Some people say coconut oil is the healthiest oil on Earth. Others believe the jury is still out when it comes to awarding any particular oil with the title of “healthiest.” Indeed, those who use essential oils understand that there are many varieties of oils with many different applications that may be used to benefit human health and well-being. But there’s no denying that there’s still something special about coconut oil.
Coconut oil comes from the coconut palm tree. Not surprisingly, coconuts are often referred to as “the tree of life,” because they have multiple uses, spanning from food, drink, fiber, fuel, tools and many other benefits.
A valuable characteristic of coconuts is their composition of healthy fatty acids. Coconut oil contains medium-chain triglycerides, fatty acids that are mostly saturated, making the oil remarkably resistant to oxidization at high temperatures. In other words, coconut oil doesn’t break down when it’s heated, making it ideal for high-heat cooking methods like frying. Simply put, coconut oil is stable, and by the way, it has a long shelf life!
Notably, the medium-chain triglycerides quickly move from the digestive tract to the liver, where they are changed into ketone bodies, providing a quick source of energy.
The Mayo Clinic reported that there have been studies which investigated the relationship between coconut oil and weight loss, and while it doesn’t necessarily lead to what one might consider “significant weight loss,” the studies suggest that coconut oil may aid in reducing waist size. Every little bit helps, right?
Many coconut oil lovers use it as a kind of mouthwash for oil pulling, which is a centuries-old practice whereby the user swishes oil around inside the mouth, in order to promote good oral hygiene. Coconut oil contains lauric acid, which is known for its anti-microbial properties, giving it a propensity to stave off viral and bacterial infections, as well as yeasts.
CNN.com reported that Dr.
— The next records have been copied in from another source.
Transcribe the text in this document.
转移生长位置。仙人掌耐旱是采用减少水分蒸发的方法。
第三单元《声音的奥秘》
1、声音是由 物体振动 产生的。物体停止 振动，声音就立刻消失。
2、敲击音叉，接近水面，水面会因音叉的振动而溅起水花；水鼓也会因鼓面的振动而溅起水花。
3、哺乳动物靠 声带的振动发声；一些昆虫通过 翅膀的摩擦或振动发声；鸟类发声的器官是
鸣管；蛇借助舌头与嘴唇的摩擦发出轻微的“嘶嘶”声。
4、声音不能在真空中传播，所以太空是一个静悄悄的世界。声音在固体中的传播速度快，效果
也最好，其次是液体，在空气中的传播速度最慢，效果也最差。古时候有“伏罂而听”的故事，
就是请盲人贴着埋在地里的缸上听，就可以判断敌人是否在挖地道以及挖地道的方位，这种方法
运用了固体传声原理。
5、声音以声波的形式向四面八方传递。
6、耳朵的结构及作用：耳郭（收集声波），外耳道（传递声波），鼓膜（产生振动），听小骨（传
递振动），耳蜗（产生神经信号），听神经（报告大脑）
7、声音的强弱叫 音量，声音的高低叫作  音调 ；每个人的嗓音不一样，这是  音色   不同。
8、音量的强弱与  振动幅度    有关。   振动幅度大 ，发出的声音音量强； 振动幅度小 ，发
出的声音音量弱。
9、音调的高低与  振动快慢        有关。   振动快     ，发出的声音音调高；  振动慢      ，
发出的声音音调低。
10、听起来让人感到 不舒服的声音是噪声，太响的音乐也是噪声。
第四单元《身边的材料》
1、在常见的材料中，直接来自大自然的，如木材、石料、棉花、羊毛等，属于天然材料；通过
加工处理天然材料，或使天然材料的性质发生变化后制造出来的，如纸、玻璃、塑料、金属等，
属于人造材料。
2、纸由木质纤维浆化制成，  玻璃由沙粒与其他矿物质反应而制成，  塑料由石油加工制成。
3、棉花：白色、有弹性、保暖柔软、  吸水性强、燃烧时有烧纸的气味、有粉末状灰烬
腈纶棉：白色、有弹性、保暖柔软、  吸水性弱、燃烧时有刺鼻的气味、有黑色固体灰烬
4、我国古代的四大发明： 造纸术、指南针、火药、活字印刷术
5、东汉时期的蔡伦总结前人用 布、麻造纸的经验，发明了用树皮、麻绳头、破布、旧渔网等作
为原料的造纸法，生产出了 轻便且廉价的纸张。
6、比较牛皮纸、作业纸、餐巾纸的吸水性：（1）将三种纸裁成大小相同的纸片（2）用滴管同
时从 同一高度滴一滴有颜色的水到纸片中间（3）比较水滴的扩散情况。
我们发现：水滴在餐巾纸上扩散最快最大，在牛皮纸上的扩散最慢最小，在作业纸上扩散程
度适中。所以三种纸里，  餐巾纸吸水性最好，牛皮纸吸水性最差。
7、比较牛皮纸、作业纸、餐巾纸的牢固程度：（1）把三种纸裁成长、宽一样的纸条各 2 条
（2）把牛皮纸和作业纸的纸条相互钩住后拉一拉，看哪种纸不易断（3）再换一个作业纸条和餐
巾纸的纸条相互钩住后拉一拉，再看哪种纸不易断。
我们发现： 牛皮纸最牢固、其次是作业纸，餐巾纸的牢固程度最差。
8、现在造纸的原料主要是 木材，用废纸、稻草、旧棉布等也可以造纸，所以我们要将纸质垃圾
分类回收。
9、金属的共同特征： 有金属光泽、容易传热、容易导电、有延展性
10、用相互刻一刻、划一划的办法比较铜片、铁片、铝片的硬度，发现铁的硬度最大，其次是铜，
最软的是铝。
Amala Guha, the assistant professor of immunology and medicine at the University of Connecticut Health Center, recommends using coconut oil for daily oral hygiene, stating that it has mildly abrasive properties and more benefits than other oils that are typically used for the same purpose.
Even though the popularity of coconut oil seems to be a recent, trendy phenomenon — with its biggest advocates citing more than 100 uses — it has been a significant part of the diet of millions of people for centuries. Some people have food allergies that prevent them from being able to digest proteins, but the protein in this fruit is found in the meat of the coconut itself, not in its remarkable oil.